Indians have always complained about ‘nosy neighbours’ and ‘watchful aunties’ so obviously, now, in a time of utmost wariness, it is not just the associations that are going overboard, but also some residents who have started treating neighbours with suspicion and insisting on imposing draconian rules. "My parents live in a massive tower with two wings in Andheri in Mumbai, and I live in Sion," says Jainee Mehta who works with a bank, to VICE. "They have rules like people should stand facing the elevator walls while inside it and if sharing with someone else, and newspaper vendors and maids are still not allowed in—which is fine. But last week, my diabetic father was feeling unwell and the housework was getting too much for my mom, so I decided to go live with them for a few weeks. But after I got home, some 30 residents gathered outside our house demanding me to go back to "my home" because I'm married and now, apparently, the home I grew up in is no longer mine. We were even all ready to stay indoors for 14 days but everyone started getting angry. I finally threatened to call the cops, which sucks because these were the very people I've grown up around and loved."

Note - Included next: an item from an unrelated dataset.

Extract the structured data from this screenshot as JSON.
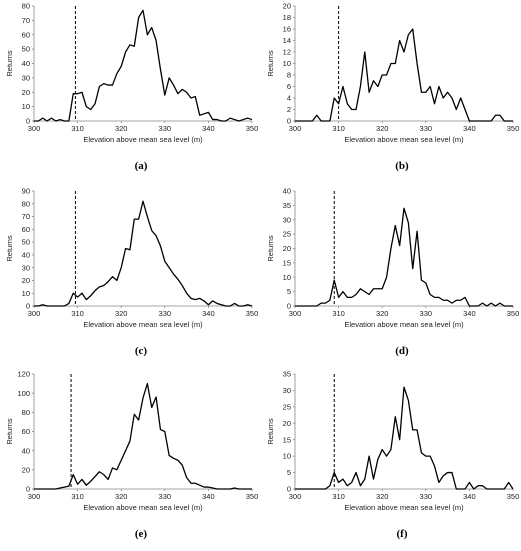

In their defence, the RWAs say the restrictions are meant to protect the residents themselves from the pandemic. ”No order of the government and various courts or media reports is without the mention of RWA’s role in civic governance or espousing public cause. It is pertinent to mention that at no stage through the past 45 days have RWAs been consulted,” said the RWAs in a letter to the Delhi government expressing their displeasure over a government order asking them to allow movement. The RWAs added they were a ‘vital link’ in maintaining order and services during the lockdown “RWAs took it upon themselves to restrict movement, raise funds to supply rations to stranded migrants, coordinated to distribute food packets, took care of senior citizens, ensured security to residents, fed stray animals & birds.” But because of the power given to RWAs through society bylaws, societies can choose how they want to organise and regulate (same reason why some allow pets but some don’t). And in a scenario such as this pandemic, it’s these “little Hitlers” who often win.